Antes de contestar, Dunk tomó un trago de cerveza. Era de color tostado, algo pastosa al paladar, como le gustaban a él.

—Sí —dijo—. Quiero ser paladín.

—¿De veras? —preguntó educadamente la posadera.

El hidalgo del fondo levantó la cabeza del charco de vino. Tenía el pelo enmarañando, la cara con mal color y la incipiente barba mas rubia que el cabello.

Después de pasarse la mano por la boca miró a Dunk y dijo:

—Acabo de soñar contigo —Lo señaló con mano temblorosa—. No te me acerques, ¿eh? Quédate bien lejos.

Dunk lo miró con semblante perplejo.

La posadera se agachó para decirle algo.

—No le hagáis caso. Se pasa el día bebiendo y hablando de sus sueños. Voy por la comida.

Y se alejó.

—¿Comida? —El hidalgo pronunció la palabra como si le diera asco. Después se levantó con dificultad, apoyándose en la mesa con una mano—. Estoy a punto de vomitar —declaró. Tenía la parte delantera de la túnica cubierta de manchas viejas de vino—. Quería una puta, pero no queda ninguna. Se han ido todas a Vado Ceniza.

Necesito vino.

Salió del comedor con pasos vacilantes. Dunk le oyó subir las escaleras con una canción en los labios.

«Qué espectáculo», pensó. Pero ¿por qué ha creído reconocerme? Lo meditó entre tragos de cerveza.

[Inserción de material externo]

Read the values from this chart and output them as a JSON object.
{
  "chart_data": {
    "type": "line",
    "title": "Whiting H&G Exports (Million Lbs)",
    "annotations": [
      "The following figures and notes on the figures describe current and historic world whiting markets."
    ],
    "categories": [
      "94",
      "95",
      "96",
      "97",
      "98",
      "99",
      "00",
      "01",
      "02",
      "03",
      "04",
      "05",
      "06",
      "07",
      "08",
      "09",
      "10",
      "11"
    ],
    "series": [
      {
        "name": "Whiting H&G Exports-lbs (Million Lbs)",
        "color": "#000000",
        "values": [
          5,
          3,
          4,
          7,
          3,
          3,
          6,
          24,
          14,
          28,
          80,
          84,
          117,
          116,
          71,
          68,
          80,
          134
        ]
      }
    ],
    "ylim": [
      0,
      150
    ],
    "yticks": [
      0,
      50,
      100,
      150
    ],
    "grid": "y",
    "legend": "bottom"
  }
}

El cordero era de los mejores que había probado, pero el pato, hecho con cerezas, limón y menos grasa de lo habitual, lo superaba. La posadera también trajo guisantes con mantequilla, y un pan de avena que aún estaba caliente. «Ser caballero es esto —se dijo Dunk, chupando los huesos con ahínco—: buena comida, cerveza a pedir de boca y nadie que te dé coscorrones». Pidió tres jarras más: una para el resto de la cena, otra para digerir y la cuarta porque no se lo impedía nadie. Cuando se dio por satisfecho pagó una moneda de plata a la posadera, y aun recibió todo un puñado de las de cobre. Al salir de la posada descubrió que era de noche. Tenía la barriga llena y el monedero un poco más liviano, pero se dirigió al establo con una sensación de bienestar. Oyó un relincho.